Non sappiamo esattamente chi l'abbia dipinta, non prima del Quattrocento. Non doveva trattarsi di un grande artista ma forse è proprio l'asimmetria del volto della vergine ad avere ispirato la leggenda. Quanto alla macchia scura sulla guancia sinistra, ecco, lì avrebbe pianto dopo essere stata colpita da una palla, quando ancora non si trovava al centro di un santuario dedicato al proprio culto, ma un'umile immaginetta in un'edicola votiva sotto l'arcata di un antico acquedotto romano. Era il lunedì di pasquetta del 1450. Bisogna considerare che la pallonata non fu accidentale, ma inferta da un giocatore di pallamaglio infuriato per aver perso una partita a causa di un rimbalzo fortuito su un tiglio lì nei pressi. La pallamaglio è l'antenato comune del croquet e del golf, che avrebbe avuto origine a Napoli o perlomeno i napoletani ci credono molto, e si gioca perlopiù con palle di legno che possono probabilmente lasciare un segno su un muro, se vi sono lanciate contro con una certa forza. Possiamo insomma supporre che la macchia sia il risultato dell'ammaccatura del quadro, ma l'idea che la vergine si sia presa una pallonata sulla guancia fa impressione. Durante il processo-lampo si appurò che il colpevole aveva anche bestemmiato la vergine, motivo per cui sarebbe stato impiccato a quello stesso tiglio, il quale si sarebbe seccato nel giro di un giorno – questo dettaglio oggi viene interpretato da alcuni come una presa di distanza della Madonna da una punizione tanto brutale, ma nel Cinquecento probabilmente serviva a sottolineare l'empietà del condannato.

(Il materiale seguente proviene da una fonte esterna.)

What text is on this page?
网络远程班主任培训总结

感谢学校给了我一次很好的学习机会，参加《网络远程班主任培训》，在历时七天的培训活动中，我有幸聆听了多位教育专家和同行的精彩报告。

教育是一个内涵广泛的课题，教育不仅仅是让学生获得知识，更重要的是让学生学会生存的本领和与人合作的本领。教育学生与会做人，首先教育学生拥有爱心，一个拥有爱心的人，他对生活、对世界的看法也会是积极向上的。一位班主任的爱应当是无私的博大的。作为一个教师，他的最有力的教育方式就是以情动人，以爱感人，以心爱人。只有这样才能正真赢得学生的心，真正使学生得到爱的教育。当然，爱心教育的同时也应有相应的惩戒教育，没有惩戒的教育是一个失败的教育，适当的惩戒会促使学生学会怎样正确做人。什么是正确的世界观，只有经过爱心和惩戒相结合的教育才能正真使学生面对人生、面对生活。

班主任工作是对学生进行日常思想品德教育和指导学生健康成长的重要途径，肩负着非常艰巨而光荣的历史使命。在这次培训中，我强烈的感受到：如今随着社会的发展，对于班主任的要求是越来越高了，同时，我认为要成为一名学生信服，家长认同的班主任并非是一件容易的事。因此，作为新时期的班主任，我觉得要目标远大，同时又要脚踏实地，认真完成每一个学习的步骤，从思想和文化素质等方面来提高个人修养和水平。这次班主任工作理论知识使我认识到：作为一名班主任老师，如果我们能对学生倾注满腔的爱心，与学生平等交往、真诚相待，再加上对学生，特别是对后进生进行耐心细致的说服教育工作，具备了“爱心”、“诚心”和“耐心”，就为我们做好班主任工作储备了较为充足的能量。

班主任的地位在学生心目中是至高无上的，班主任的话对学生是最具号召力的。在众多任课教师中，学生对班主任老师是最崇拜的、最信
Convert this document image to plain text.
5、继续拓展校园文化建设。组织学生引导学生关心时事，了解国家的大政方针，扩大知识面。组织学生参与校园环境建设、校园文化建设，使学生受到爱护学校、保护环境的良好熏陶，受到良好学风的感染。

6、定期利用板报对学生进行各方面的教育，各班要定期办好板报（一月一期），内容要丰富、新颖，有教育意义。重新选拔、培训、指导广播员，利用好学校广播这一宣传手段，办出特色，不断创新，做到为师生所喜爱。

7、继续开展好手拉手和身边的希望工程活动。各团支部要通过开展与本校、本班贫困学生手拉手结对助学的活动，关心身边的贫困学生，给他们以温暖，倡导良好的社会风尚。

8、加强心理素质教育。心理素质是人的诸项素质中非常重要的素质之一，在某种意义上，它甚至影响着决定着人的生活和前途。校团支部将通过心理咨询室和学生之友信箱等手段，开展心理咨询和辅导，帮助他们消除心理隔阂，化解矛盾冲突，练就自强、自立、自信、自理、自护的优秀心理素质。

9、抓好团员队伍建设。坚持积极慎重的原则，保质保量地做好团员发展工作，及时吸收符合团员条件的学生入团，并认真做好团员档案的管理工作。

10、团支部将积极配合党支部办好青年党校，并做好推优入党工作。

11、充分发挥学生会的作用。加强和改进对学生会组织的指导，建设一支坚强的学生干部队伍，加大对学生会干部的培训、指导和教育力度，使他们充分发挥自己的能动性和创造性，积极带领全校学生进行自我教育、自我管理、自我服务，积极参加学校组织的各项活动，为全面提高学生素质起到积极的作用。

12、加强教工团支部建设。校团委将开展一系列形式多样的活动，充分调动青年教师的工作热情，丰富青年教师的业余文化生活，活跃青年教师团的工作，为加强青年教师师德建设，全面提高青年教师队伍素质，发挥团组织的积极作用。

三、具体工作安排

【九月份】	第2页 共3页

Ancora più cruento è il secondo miracolo, avvenuto 139 anni dopo, sempre a pasquetta. Nella piazza non si giocava più a pallamaglio, ma evidentemente doveva esserci mercato. Marco Cennamo vuole accendere un cero alla Madonna, che lo ha salvato da una brutta malattia agli occhi. Lo accompagna la moglie, Aurelia Del Prete, che però si è appena comprata un maialino e non lo può mica lasciare in giro, e poi insomma è Sant'Anastasia, mica Lourdes (che ancora non esiste), ci sono le bancarelle, nessuno si formalizza se ti presenti davanti alla Madonna con un porcellino in braccio. Il porcellino però scappa, Aurelia si mette a rincorrerlo per tutta la piazza bestemmiando, probabilmente la gente ride, Aurelia è conosciuta in paese come un tipo nervoso e nell'occasione dà di matto sul serio: quando il marito cerca di calmarla, gli prende il cero e lo calpesta. Ma cosa fai, le dice Marco, ma guarda che ci rimetti i piedi. Aurelia non ci sente, è troppo arrabbiata. Torna a casa, si mette a letto, i piedi le fanno male. Li perderà l'anno dopo, sempre a Pasquetta. Le si staccheranno dal resto del corpo, e sono ancora custoditi nel santuario. Una versione della leggenda però sostiene che prima dell'orribile miracolo Aurelia avesse portato una copia in cera dei suoi piedi alla Madonna, per ringraziarla di averla guarita da una brutta ferita: i piedi custoditi nel santuario potrebbero essere appunto quelli di cera, un bizzarro ex voto (ma neanche così bizzarro, se uno ha presente certi santuari) che avrebbe ispirato la macabra leggenda. Il senso resta chiaro: una pallonata può scappare, un maialino può farti arrabbiare, ma se insisti e bestemmi per il gusto di bestemmiare, la Madonna dell'Arco non ti perdona.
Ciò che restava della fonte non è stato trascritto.